Cécile, chaque fois, ne pouvait réprimer un éclat de rire, ce qui courrouçait fort la vieille femme.

— Ne ris pas, décile ! Je souhaite que tu ne voies pas ce que mes yeux ont vu ! Prends garde !…

— Ah ça, pauvre mère chérie, répliquait Cécile, à quoi bon d’avoir peur avant d’avoir le mal ! Et puis ici, il n’y a pas de danger pour nous.
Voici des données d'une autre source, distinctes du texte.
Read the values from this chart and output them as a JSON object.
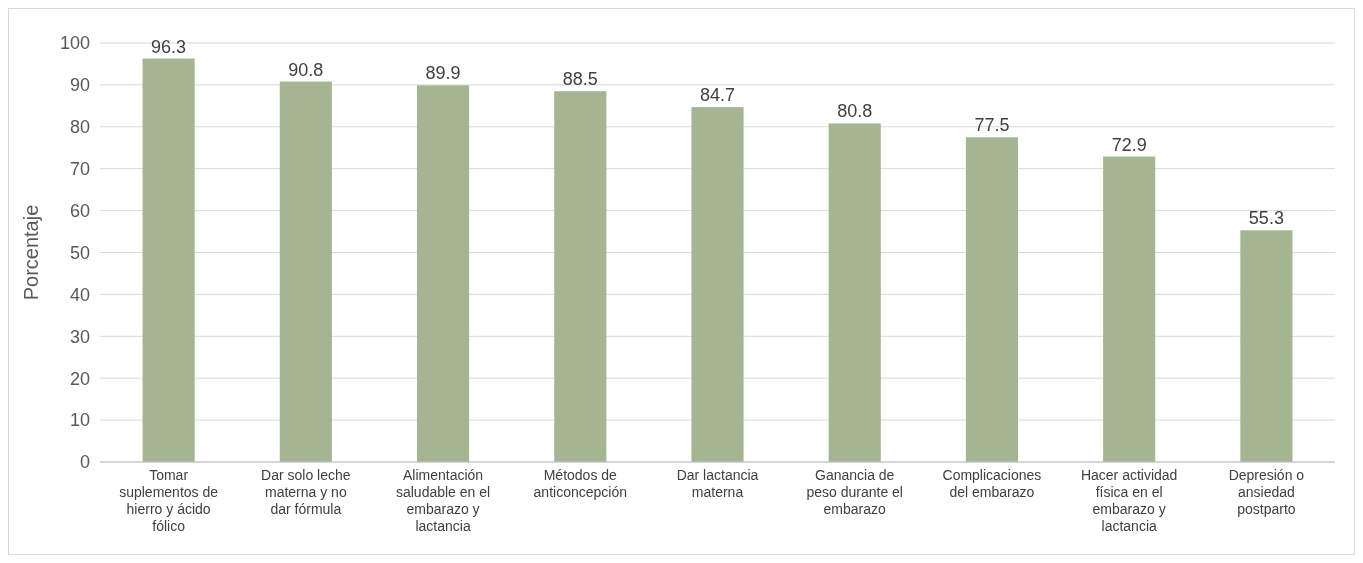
{
  "chart_data": {
    "type": "bar",
    "ylabel": "Porcentaje",
    "categories": [
      "Tomar suplementos de hierro y ácido fólico",
      "Dar solo leche materna y no dar fórmula",
      "Alimentación saludable en el embarazo y lactancia",
      "Métodos de anticoncepción",
      "Dar lactancia materna",
      "Ganancia de peso durante el embarazo",
      "Complicaciones del embarazo",
      "Hacer actividad física en el embarazo y lactancia",
      "Depresión o ansiedad postparto"
    ],
    "values": [
      96.3,
      90.8,
      89.9,
      88.5,
      84.7,
      80.8,
      77.5,
      72.9,
      55.3
    ],
    "color": "#a5b592",
    "ylim": [
      0,
      100
    ],
    "yticks": [
      0,
      10,
      20,
      30,
      40,
      50,
      60,
      70,
      80,
      90,
      100
    ],
    "grid": "y",
    "data_labels": true
  }
}
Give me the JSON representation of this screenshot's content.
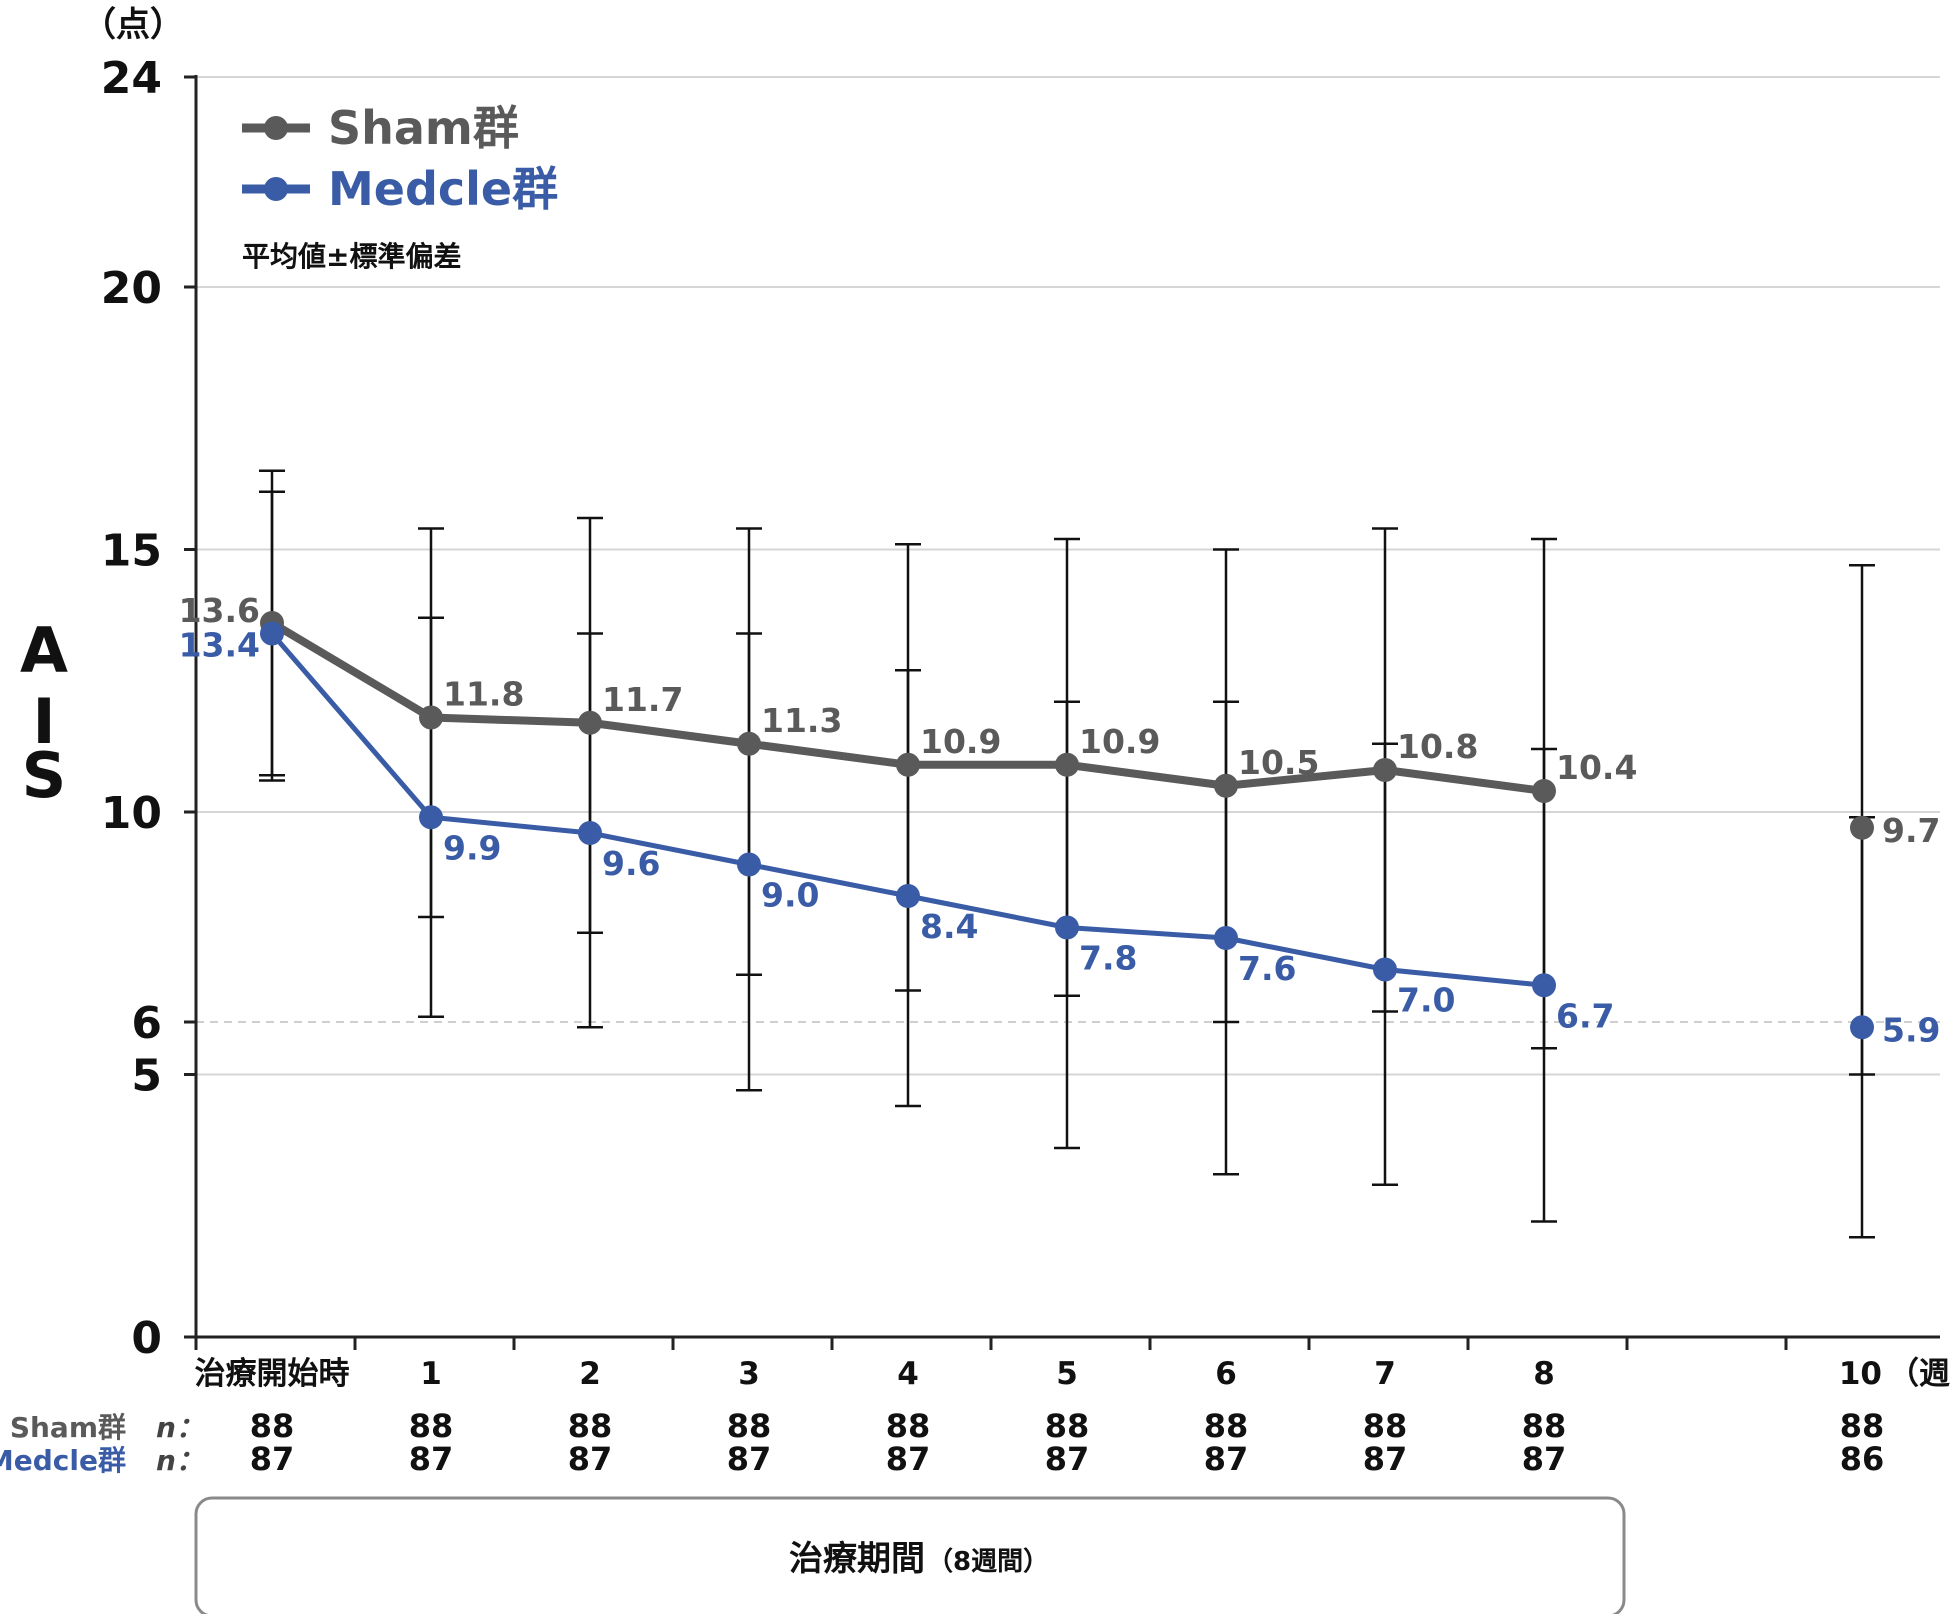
{
  "chart_data": {
    "type": "line",
    "unit_label": "（点）",
    "ylabel": "AIS",
    "ylim": [
      0,
      24
    ],
    "y_ticks": [
      "0",
      "5",
      "6",
      "10",
      "15",
      "20",
      "24"
    ],
    "x_unit_label": "（週）",
    "categories": [
      "治療開始時",
      "1",
      "2",
      "3",
      "4",
      "5",
      "6",
      "7",
      "8",
      "10"
    ],
    "legend": {
      "sham": "Sham群",
      "medcle": "Medcle群"
    },
    "note": "平均値±標準偏差",
    "series": [
      {
        "key": "sham",
        "name": "Sham群",
        "color": "#5a5a5a",
        "values": [
          13.6,
          11.8,
          11.7,
          11.3,
          10.9,
          10.9,
          10.5,
          10.8,
          10.4,
          9.7
        ],
        "labels": [
          "13.6",
          "11.8",
          "11.7",
          "11.3",
          "10.9",
          "10.9",
          "10.5",
          "10.8",
          "10.4",
          "9.7"
        ],
        "err_low": [
          10.6,
          8.0,
          7.7,
          6.9,
          6.6,
          6.5,
          6.0,
          6.2,
          5.5,
          5.0
        ],
        "err_high": [
          16.1,
          13.7,
          13.4,
          13.4,
          12.7,
          12.1,
          12.1,
          11.3,
          11.2,
          9.9
        ]
      },
      {
        "key": "medcle",
        "name": "Medcle群",
        "color": "#3a5ca6",
        "values": [
          13.4,
          9.9,
          9.6,
          9.0,
          8.4,
          7.8,
          7.6,
          7.0,
          6.7,
          5.9
        ],
        "labels": [
          "13.4",
          "9.9",
          "9.6",
          "9.0",
          "8.4",
          "7.8",
          "7.6",
          "7.0",
          "6.7",
          "5.9"
        ],
        "err_low": [
          10.7,
          6.1,
          5.9,
          4.7,
          4.4,
          3.6,
          3.1,
          2.9,
          2.2,
          1.9
        ],
        "err_high": [
          16.5,
          15.4,
          15.6,
          15.4,
          15.1,
          15.2,
          15.0,
          15.4,
          15.2,
          14.7
        ]
      }
    ],
    "n_rows": [
      {
        "label": "Sham群",
        "n_label": "n：",
        "values": [
          "88",
          "88",
          "88",
          "88",
          "88",
          "88",
          "88",
          "88",
          "88",
          "88"
        ]
      },
      {
        "label": "Medcle群",
        "n_label": "n：",
        "values": [
          "87",
          "87",
          "87",
          "87",
          "87",
          "87",
          "87",
          "87",
          "87",
          "86"
        ]
      }
    ],
    "treatment_period": {
      "label": "治療期間",
      "sub": "（8週間）"
    }
  }
}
Les Américains n’occupent que la campagne, et ils ne pourront jamais que bombarder la haute-ville.

— Ne t’en fais pas, Cécile ! J’ai vu bombarder la haute-ville en 1759, et n’empêche que les boulets pleuvaient ici quand même.

— Oui, mais dans ce temps-là, c’étaient les Anglais, ils possédaient de l’artillerie en plein. Tandis que les Américains n’ont avec eux que quelques petits canons qui ne défonceraient pas une porte ordinaire.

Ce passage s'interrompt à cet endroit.